Lumaco (« eau de luma ») est une commune de passage, dessinée au milieu d’une grande étendue de plantations forestières et de communautés appauvries. Elle n’a pas grand-chose à offrir pour qu’on y reste. Lumaco est l’une des communes que l’on appelle forestières au Chili. La vision d’avenir de la population, telle que manifestée dans le Plan de développement communal 2000 – 2006, est celle d’une commune « où la pauvreté aura été surmontée, qui sera propre et ordonnée, fructueuse et progressiste, développée et unie, avec des expectatives, une éducation interculturelle et diverse, offrant une bonne qualité de vie à ses habitants mapuche et non-mapuche ». Voyons maintenant un bref aperçu de son histoire.

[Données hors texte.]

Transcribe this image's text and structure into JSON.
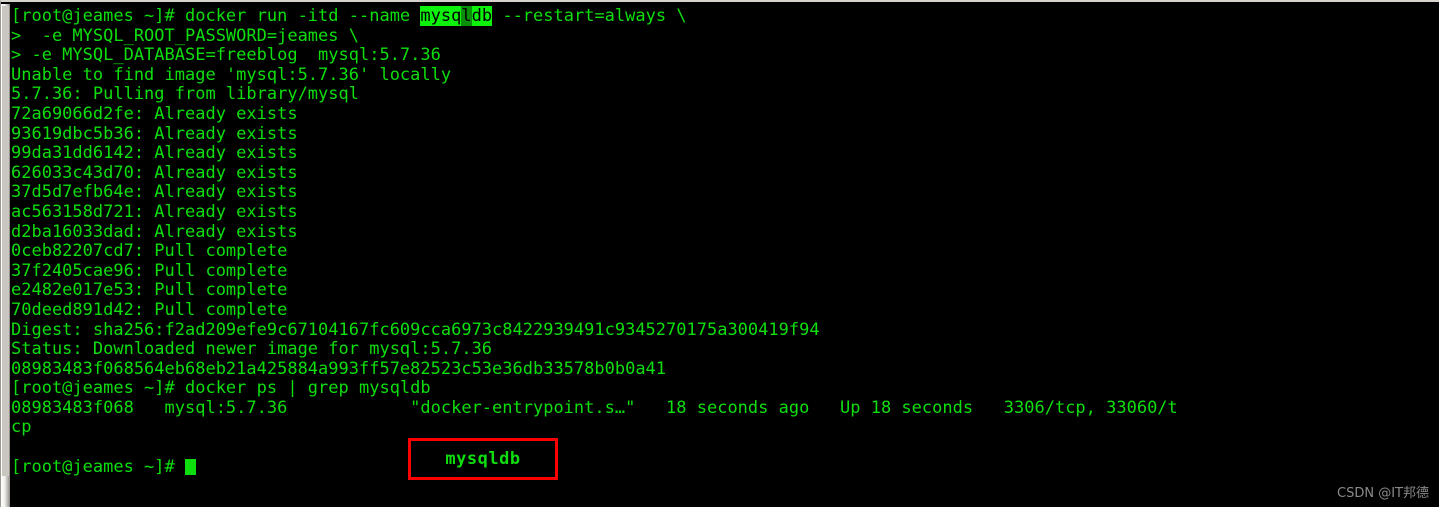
{
  "terminal": {
    "prompt": "[root@jeames ~]#",
    "continuation_prompt": ">",
    "lines": [
      {
        "id": "cmd-docker-run",
        "text": "[root@jeames ~]# docker run -itd --name "
      },
      {
        "id": "cont-password",
        "text": ">  -e MYSQL_ROOT_PASSWORD=jeames \\"
      },
      {
        "id": "cont-database",
        "text": "> -e MYSQL_DATABASE=freeblog  mysql:5.7.36"
      },
      {
        "id": "out-unable-to-find",
        "text": "Unable to find image 'mysql:5.7.36' locally"
      },
      {
        "id": "out-pulling",
        "text": "5.7.36: Pulling from library/mysql"
      },
      {
        "id": "layer-1",
        "text": "72a69066d2fe: Already exists"
      },
      {
        "id": "layer-2",
        "text": "93619dbc5b36: Already exists"
      },
      {
        "id": "layer-3",
        "text": "99da31dd6142: Already exists"
      },
      {
        "id": "layer-4",
        "text": "626033c43d70: Already exists"
      },
      {
        "id": "layer-5",
        "text": "37d5d7efb64e: Already exists"
      },
      {
        "id": "layer-6",
        "text": "ac563158d721: Already exists"
      },
      {
        "id": "layer-7",
        "text": "d2ba16033dad: Already exists"
      },
      {
        "id": "layer-8",
        "text": "0ceb82207cd7: Pull complete"
      },
      {
        "id": "layer-9",
        "text": "37f2405cae96: Pull complete"
      },
      {
        "id": "layer-10",
        "text": "e2482e017e53: Pull complete"
      },
      {
        "id": "layer-11",
        "text": "70deed891d42: Pull complete"
      },
      {
        "id": "out-digest",
        "text": "Digest: sha256:f2ad209efe9c67104167fc609cca6973c8422939491c9345270175a300419f94"
      },
      {
        "id": "out-status",
        "text": "Status: Downloaded newer image for mysql:5.7.36"
      },
      {
        "id": "out-container-id",
        "text": "08983483f068564eb68eb21a425884a993ff57e82523c53e36db33578b0b0a41"
      },
      {
        "id": "cmd-docker-ps",
        "text": "[root@jeames ~]# docker ps | grep mysqldb"
      },
      {
        "id": "ps-row",
        "text": "08983483f068   mysql:5.7.36            \"docker-entrypoint.s…\"   18 seconds ago   Up 18 seconds   3306/tcp, 33060/t"
      },
      {
        "id": "ps-row-wrap",
        "text": "cp"
      },
      {
        "id": "blank-line",
        "text": " "
      },
      {
        "id": "cmd-final-prompt",
        "text": "[root@jeames ~]# "
      }
    ],
    "command_line_1": {
      "prefix": "[root@jeames ~]# docker run -itd --name ",
      "highlight_before": "mysq",
      "highlight_cursor": "l",
      "highlight_after": "db",
      "suffix": " --restart=always \\"
    },
    "docker_ps_row": {
      "container_id": "08983483f068",
      "image": "mysql:5.7.36",
      "command": "\"docker-entrypoint.s…\"",
      "created": "18 seconds ago",
      "status": "Up 18 seconds",
      "ports": "3306/tcp, 33060/tcp"
    }
  },
  "annotation": {
    "label": "mysqldb",
    "border_color": "#fe0000",
    "text_color": "#0ede0e"
  },
  "watermark": {
    "text": "CSDN @IT邦德"
  },
  "colors": {
    "background": "#000000",
    "foreground": "#0ede0e",
    "highlight_background": "#0cf20c",
    "highlight_foreground": "#000000",
    "scrollbar": "#c9c6c0"
  }
}
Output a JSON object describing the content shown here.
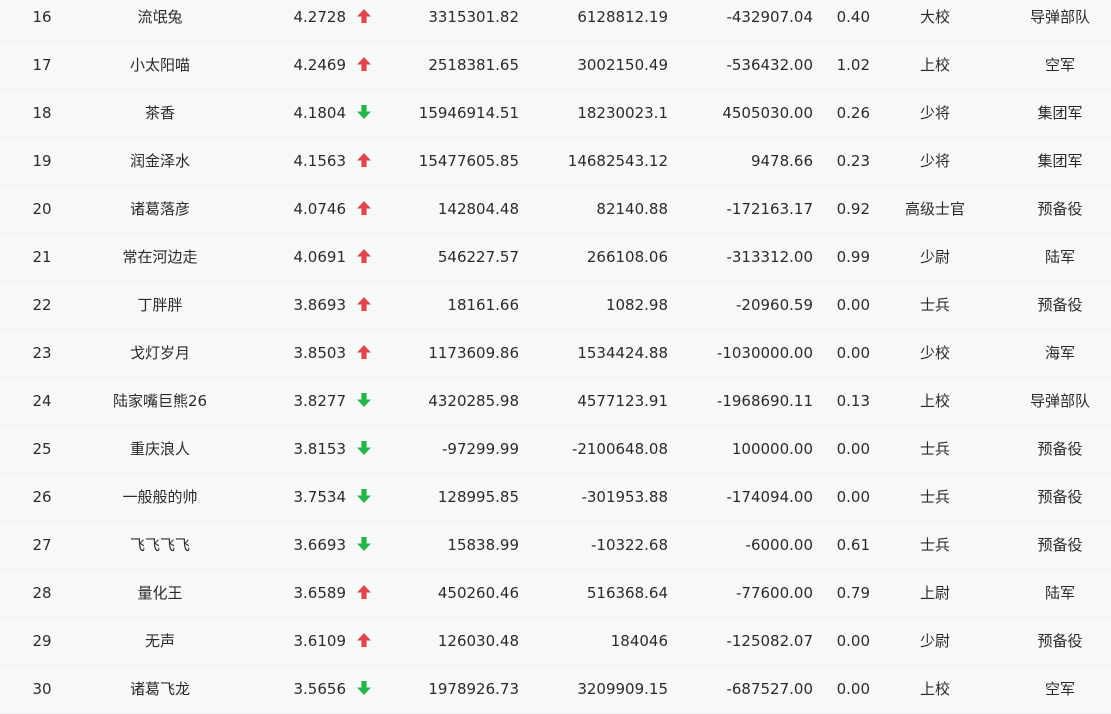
{
  "colors": {
    "up": "#e0484d",
    "down": "#27b34a",
    "text": "#2b2b2b",
    "background": "#f7f8fa",
    "divider": "#eceef2"
  },
  "rows": [
    {
      "rank": "16",
      "name": "流氓兔",
      "score": "4.2728",
      "trend": "up",
      "v1": "3315301.82",
      "v2": "6128812.19",
      "v3": "-432907.04",
      "ratio": "0.40",
      "rank_name": "大校",
      "unit": "导弹部队"
    },
    {
      "rank": "17",
      "name": "小太阳喵",
      "score": "4.2469",
      "trend": "up",
      "v1": "2518381.65",
      "v2": "3002150.49",
      "v3": "-536432.00",
      "ratio": "1.02",
      "rank_name": "上校",
      "unit": "空军"
    },
    {
      "rank": "18",
      "name": "茶香",
      "score": "4.1804",
      "trend": "down",
      "v1": "15946914.51",
      "v2": "18230023.1",
      "v3": "4505030.00",
      "ratio": "0.26",
      "rank_name": "少将",
      "unit": "集团军"
    },
    {
      "rank": "19",
      "name": "润金泽水",
      "score": "4.1563",
      "trend": "up",
      "v1": "15477605.85",
      "v2": "14682543.12",
      "v3": "9478.66",
      "ratio": "0.23",
      "rank_name": "少将",
      "unit": "集团军"
    },
    {
      "rank": "20",
      "name": "诸葛落彦",
      "score": "4.0746",
      "trend": "up",
      "v1": "142804.48",
      "v2": "82140.88",
      "v3": "-172163.17",
      "ratio": "0.92",
      "rank_name": "高级士官",
      "unit": "预备役"
    },
    {
      "rank": "21",
      "name": "常在河边走",
      "score": "4.0691",
      "trend": "up",
      "v1": "546227.57",
      "v2": "266108.06",
      "v3": "-313312.00",
      "ratio": "0.99",
      "rank_name": "少尉",
      "unit": "陆军"
    },
    {
      "rank": "22",
      "name": "丁胖胖",
      "score": "3.8693",
      "trend": "up",
      "v1": "18161.66",
      "v2": "1082.98",
      "v3": "-20960.59",
      "ratio": "0.00",
      "rank_name": "士兵",
      "unit": "预备役"
    },
    {
      "rank": "23",
      "name": "戈灯岁月",
      "score": "3.8503",
      "trend": "up",
      "v1": "1173609.86",
      "v2": "1534424.88",
      "v3": "-1030000.00",
      "ratio": "0.00",
      "rank_name": "少校",
      "unit": "海军"
    },
    {
      "rank": "24",
      "name": "陆家嘴巨熊26",
      "score": "3.8277",
      "trend": "down",
      "v1": "4320285.98",
      "v2": "4577123.91",
      "v3": "-1968690.11",
      "ratio": "0.13",
      "rank_name": "上校",
      "unit": "导弹部队"
    },
    {
      "rank": "25",
      "name": "重庆浪人",
      "score": "3.8153",
      "trend": "down",
      "v1": "-97299.99",
      "v2": "-2100648.08",
      "v3": "100000.00",
      "ratio": "0.00",
      "rank_name": "士兵",
      "unit": "预备役"
    },
    {
      "rank": "26",
      "name": "一般般的帅",
      "score": "3.7534",
      "trend": "down",
      "v1": "128995.85",
      "v2": "-301953.88",
      "v3": "-174094.00",
      "ratio": "0.00",
      "rank_name": "士兵",
      "unit": "预备役"
    },
    {
      "rank": "27",
      "name": "飞飞飞飞",
      "score": "3.6693",
      "trend": "down",
      "v1": "15838.99",
      "v2": "-10322.68",
      "v3": "-6000.00",
      "ratio": "0.61",
      "rank_name": "士兵",
      "unit": "预备役"
    },
    {
      "rank": "28",
      "name": "量化王",
      "score": "3.6589",
      "trend": "up",
      "v1": "450260.46",
      "v2": "516368.64",
      "v3": "-77600.00",
      "ratio": "0.79",
      "rank_name": "上尉",
      "unit": "陆军"
    },
    {
      "rank": "29",
      "name": "无声",
      "score": "3.6109",
      "trend": "up",
      "v1": "126030.48",
      "v2": "184046",
      "v3": "-125082.07",
      "ratio": "0.00",
      "rank_name": "少尉",
      "unit": "预备役"
    },
    {
      "rank": "30",
      "name": "诸葛飞龙",
      "score": "3.5656",
      "trend": "down",
      "v1": "1978926.73",
      "v2": "3209909.15",
      "v3": "-687527.00",
      "ratio": "0.00",
      "rank_name": "上校",
      "unit": "空军"
    }
  ]
}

Située au Centre-Sud du pays, Lumaco était autrefois « le grenier du Chili ». La dégradation des sols après des décennies d’agriculture intensive, la transformation économique qui suivit le coup militaire de 1973 et la mise en oeuvre du dénommé « modèle exportateur » firent que l’activité agricole cesse d’être viable du point de vue social et économique. C’était le contexte propice pour l’imposition d’un nouveau modèle de production. Les conditions macro-économiques jointes aux subventions étatiques encouragèrent alors le développement de l’industrie forestière centrée sur la monoculture pour l’exportation.

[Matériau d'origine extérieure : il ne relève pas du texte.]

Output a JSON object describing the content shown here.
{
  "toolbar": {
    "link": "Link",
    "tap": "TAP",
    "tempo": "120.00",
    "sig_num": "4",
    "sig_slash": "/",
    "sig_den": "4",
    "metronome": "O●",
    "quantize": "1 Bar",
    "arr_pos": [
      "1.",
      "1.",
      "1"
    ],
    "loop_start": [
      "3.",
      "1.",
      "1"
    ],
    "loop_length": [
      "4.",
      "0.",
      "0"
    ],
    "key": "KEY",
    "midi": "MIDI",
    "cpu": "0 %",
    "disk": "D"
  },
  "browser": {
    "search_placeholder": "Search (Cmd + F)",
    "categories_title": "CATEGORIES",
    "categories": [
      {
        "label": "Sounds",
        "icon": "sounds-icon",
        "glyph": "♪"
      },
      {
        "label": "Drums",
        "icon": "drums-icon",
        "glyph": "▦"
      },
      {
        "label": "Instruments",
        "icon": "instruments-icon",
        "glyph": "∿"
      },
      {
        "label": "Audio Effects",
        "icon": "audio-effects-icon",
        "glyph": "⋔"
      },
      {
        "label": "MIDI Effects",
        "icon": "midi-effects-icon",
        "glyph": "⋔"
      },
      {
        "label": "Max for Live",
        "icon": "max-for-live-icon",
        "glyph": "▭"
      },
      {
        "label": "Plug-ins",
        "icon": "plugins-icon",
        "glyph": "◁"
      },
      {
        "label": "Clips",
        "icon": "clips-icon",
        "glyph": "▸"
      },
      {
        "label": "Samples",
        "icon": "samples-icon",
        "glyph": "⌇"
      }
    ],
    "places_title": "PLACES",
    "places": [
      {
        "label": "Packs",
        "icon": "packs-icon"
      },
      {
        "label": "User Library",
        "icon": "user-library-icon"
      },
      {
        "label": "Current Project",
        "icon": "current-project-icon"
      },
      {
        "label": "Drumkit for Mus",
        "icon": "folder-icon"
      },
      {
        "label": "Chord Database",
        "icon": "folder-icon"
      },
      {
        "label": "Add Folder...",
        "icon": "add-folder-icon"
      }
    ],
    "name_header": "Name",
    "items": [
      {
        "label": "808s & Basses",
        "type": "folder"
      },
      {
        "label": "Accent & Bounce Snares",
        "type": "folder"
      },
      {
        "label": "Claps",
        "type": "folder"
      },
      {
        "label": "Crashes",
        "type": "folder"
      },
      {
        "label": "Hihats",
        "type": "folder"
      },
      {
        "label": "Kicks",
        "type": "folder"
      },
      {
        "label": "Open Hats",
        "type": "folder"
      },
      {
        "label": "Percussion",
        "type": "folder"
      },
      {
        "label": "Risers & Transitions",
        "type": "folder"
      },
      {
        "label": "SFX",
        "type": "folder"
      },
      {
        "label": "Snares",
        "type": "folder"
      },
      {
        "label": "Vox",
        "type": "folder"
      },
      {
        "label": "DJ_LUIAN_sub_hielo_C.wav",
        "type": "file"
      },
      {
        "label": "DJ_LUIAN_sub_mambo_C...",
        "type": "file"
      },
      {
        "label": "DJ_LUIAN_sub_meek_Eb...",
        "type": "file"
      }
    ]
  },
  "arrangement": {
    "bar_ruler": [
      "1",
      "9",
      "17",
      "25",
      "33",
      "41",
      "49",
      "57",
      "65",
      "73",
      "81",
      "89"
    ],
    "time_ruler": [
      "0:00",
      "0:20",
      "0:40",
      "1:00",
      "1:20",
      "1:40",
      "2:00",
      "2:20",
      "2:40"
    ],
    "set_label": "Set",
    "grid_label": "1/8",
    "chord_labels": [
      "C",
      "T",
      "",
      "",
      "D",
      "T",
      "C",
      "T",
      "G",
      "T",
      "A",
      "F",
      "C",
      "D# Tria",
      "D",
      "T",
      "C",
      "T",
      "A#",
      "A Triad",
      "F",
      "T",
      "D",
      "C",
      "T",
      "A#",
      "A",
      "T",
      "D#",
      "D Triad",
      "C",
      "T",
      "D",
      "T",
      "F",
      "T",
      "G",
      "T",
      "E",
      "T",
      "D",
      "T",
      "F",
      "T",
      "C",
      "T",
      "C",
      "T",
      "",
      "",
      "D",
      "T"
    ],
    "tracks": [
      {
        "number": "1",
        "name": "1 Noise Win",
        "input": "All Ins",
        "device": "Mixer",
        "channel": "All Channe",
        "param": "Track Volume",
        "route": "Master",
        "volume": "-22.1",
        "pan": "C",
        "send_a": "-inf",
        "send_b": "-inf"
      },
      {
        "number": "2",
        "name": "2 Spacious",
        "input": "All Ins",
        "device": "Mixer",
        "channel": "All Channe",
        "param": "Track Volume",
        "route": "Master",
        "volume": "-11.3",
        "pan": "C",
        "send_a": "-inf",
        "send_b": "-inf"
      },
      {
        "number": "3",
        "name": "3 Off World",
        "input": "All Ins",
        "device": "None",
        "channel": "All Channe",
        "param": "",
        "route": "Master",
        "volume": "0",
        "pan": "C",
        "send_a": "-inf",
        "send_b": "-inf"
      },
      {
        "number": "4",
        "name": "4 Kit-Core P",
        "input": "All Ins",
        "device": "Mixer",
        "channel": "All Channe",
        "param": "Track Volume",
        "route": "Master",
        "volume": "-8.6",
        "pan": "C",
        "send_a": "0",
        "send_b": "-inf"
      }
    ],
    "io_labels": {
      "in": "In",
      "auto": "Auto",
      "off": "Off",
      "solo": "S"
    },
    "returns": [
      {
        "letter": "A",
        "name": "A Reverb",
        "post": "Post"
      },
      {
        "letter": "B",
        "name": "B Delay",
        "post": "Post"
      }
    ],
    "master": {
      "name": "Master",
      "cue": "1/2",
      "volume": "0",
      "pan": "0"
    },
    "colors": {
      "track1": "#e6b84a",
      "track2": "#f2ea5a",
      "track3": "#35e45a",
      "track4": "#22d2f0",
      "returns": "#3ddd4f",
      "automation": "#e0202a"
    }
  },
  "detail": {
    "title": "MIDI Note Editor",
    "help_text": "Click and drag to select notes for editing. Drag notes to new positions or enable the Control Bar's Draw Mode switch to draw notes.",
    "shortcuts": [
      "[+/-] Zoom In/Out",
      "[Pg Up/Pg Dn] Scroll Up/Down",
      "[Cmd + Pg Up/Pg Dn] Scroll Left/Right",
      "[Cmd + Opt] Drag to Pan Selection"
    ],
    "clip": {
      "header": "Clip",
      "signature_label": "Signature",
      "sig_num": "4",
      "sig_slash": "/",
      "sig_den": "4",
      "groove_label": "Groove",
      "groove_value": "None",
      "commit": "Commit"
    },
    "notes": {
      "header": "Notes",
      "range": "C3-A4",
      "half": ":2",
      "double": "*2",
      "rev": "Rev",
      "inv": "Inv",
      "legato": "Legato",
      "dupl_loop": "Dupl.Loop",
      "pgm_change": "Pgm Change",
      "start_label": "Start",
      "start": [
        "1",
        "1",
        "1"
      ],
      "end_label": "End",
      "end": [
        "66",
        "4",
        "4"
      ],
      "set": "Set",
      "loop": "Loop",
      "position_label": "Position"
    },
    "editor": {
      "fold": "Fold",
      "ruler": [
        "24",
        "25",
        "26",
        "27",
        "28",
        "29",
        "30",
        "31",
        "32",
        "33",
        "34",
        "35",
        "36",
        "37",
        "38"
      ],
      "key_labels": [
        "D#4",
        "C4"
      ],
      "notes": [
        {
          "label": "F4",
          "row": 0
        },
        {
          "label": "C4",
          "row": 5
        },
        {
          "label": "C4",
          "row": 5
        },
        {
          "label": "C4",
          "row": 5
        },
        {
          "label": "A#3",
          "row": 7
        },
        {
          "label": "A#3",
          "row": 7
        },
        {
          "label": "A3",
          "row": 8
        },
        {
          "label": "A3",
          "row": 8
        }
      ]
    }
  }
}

Or, la commune de Lumaco, qui s’étend sur 111 500 hectares, a vu sa population diminuer considérablement au cours des trente dernières années. Les 16 184 habitants qu’elle avait en 1970 n’étaient plus que 12 792 en 2002, alors que la population du pays avait augmenté de 68 %. À l’heure actuelle, cette population est rurale à 68 %, et se compose à 70 % d’autochtones mapuche. La migration est intense et répond à la recherche de meilleures conditions de vie et de travail.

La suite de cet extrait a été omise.